The Yule Goat is a Scandinavian tradition which involves making a great big goat out of straw and tying red ribbons round it. It seems to have started out life as some kind of harvest offering linked to Thor, whose preferred method of transport was a goat-drawn chariot. In the pre-Santa 19th century, Swedish people sometimes used to dress as goats to deliver presents. The Yule Goat, in other words, is a symbol of warmth, a symbol of generosity, a symbol of plenty.
The Gävle Goat, by contrast, is a symbol of a stubborn refusal to accept the blindingly obvious fact that people really like setting fire to giant goats made of straw. It stands as a monument to man’s pigheaded stupidity.
A bit of background here. In 1966 Stig Gavlén, an advertising consultant living in the eastern Swedish city of Gävle, came up with the idea of adorning the town with a giant yule goat in place of a public Christmas tree.
With the help of some local bigwigs, he made this dream a reality. The goat was 13 metres tall, 7 metres long and weighed three tonnes. It stood proudly in the city’s town square for the whole of December.
Then, on New Year’s Eve, someone burnt it down.
No matter, you might think. Christmas was over, it was insured, and, anyway, these things happen if you built a giant goat out of straw. So a local business group took over the sponsorship of the goat, and agreed to build a new one next year.
All was fine for a couple of years but, in 1969, it burnt down again. In 1970, it burnt down again: that time it lasted all of six hours. The business lobby group, a bit sick of seeing its goat go up in flames, stopped sponsoring it. But someone else took over, and the goats kept burning.
The Gävle Goat Wikipedia entry is, very possibly, the greatest page on the entirety of the internet. It’s pretty well footnoted but, as ever with Wikipedia, salt must be taken. Nonetheless, some extracts:
1972: The goat collapsed because of sabotage.
1976: Hit by a car.
1978: Again, the goat was kicked to pieces.
1979: The goat was burnt even before it was erected. A new one was built and fireproofed. It was destroyed and broken into pieces.
...and on it goes. In 1983, the legs are destroyed. In 1985, the town erects a 2 metre high metal fence, hires security and leaves soldiers from the local infantry regiment on guard.

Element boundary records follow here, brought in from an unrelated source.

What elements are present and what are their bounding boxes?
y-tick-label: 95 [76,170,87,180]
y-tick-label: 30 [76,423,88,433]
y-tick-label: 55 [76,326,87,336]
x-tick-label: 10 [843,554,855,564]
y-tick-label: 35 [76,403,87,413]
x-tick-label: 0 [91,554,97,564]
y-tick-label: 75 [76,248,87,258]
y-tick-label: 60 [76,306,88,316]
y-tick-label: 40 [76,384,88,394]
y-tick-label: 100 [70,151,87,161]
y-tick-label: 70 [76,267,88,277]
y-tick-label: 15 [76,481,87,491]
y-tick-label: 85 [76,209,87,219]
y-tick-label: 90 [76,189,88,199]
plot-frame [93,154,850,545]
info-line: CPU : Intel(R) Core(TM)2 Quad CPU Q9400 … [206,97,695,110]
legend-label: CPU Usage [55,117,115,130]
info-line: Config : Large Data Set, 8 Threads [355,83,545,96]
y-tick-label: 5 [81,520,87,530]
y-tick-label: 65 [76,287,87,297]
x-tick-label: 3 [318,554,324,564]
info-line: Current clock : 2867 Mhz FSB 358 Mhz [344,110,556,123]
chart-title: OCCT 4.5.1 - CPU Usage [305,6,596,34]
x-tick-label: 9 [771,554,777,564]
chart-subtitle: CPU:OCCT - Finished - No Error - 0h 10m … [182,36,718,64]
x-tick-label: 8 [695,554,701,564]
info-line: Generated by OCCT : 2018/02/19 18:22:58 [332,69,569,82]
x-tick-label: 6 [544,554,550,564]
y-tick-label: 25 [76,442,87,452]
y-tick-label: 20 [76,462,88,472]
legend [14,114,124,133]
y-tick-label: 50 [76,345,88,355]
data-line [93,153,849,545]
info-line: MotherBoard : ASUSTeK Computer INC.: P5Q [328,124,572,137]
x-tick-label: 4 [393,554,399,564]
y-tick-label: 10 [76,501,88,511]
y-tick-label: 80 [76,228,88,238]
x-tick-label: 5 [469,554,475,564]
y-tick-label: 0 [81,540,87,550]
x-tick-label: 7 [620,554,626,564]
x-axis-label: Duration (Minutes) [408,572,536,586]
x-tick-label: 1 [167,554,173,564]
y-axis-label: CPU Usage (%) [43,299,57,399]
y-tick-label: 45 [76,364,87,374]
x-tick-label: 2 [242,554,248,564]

It lasts until January, then it burns down.
In 1986, apparently not put off by any of this, the business lobby decide they want a piece of the action once again, and start building their own goat. From then onwards, some years, there are two goats. That just means there are twice as many goats to burn.
By 1988 the burning of the goat has become such a tradition that, a thousand miles away in England, people are placing bets on when it will go up in smoke. In 1998 there’s a major blizzard on the night of 11 December, and the volunteer guards go to get some coffee on the assumption that you can’t burn a goat in a snowstorm. This assumption turns out to be wrong.
The remains of the goat. 12 December, 1998. Image: Wikimedia Commons.
In 2001, a guy from Cleveland Ohio, who’s only in the country for three weeks, burns the goat again, because he thinks it’s part of the tradition, and it’s worth quoting Wikipedia once again on this:
The court confiscated Jones’s cigarette lighter with the argument that he clearly was not able to handle it. Jones stated in court that he was no “goat-burner”, and believed that he was taking part in a completely legal goat-burning tradition.
In 2005 the goat is burned by two guys, one dressed as Santa and the other as the gingerbread man. By 2006 they’re storing the goat in a secret location. They need a secret location for their giant straw goat.
In 2013, they soaked the goat in an anti-flammable liquid. Guess what happened on 21 December?
In all, something like half the goats built in Gävle since the tradition began have burnt down. Another chunk have been destroyed in some other way. The survival rate for these things is barely one in three.
On, and in 1968 a couple had sex in it, but apparently that time it survived.
There are two lessons here. One is that festive traditions are pretty mutable. The Gävle authorities think the tradition is erecting the giant Yule Goat. Everyone else thinks the tradition is trying to set fire to it. Both these traditions have co-existed happily, sort of, for nearly half a century.
The other lesson is that people really like setting fire to goats.
For those who are interested in the fate of the goat this year, the authorities have helpfully set up the Gavlebocken Twitter feed. "I’m the biggest straw goat in the world," it says. "Follow my struggle to survive arson attacks."
At time of writing, the goat is still there.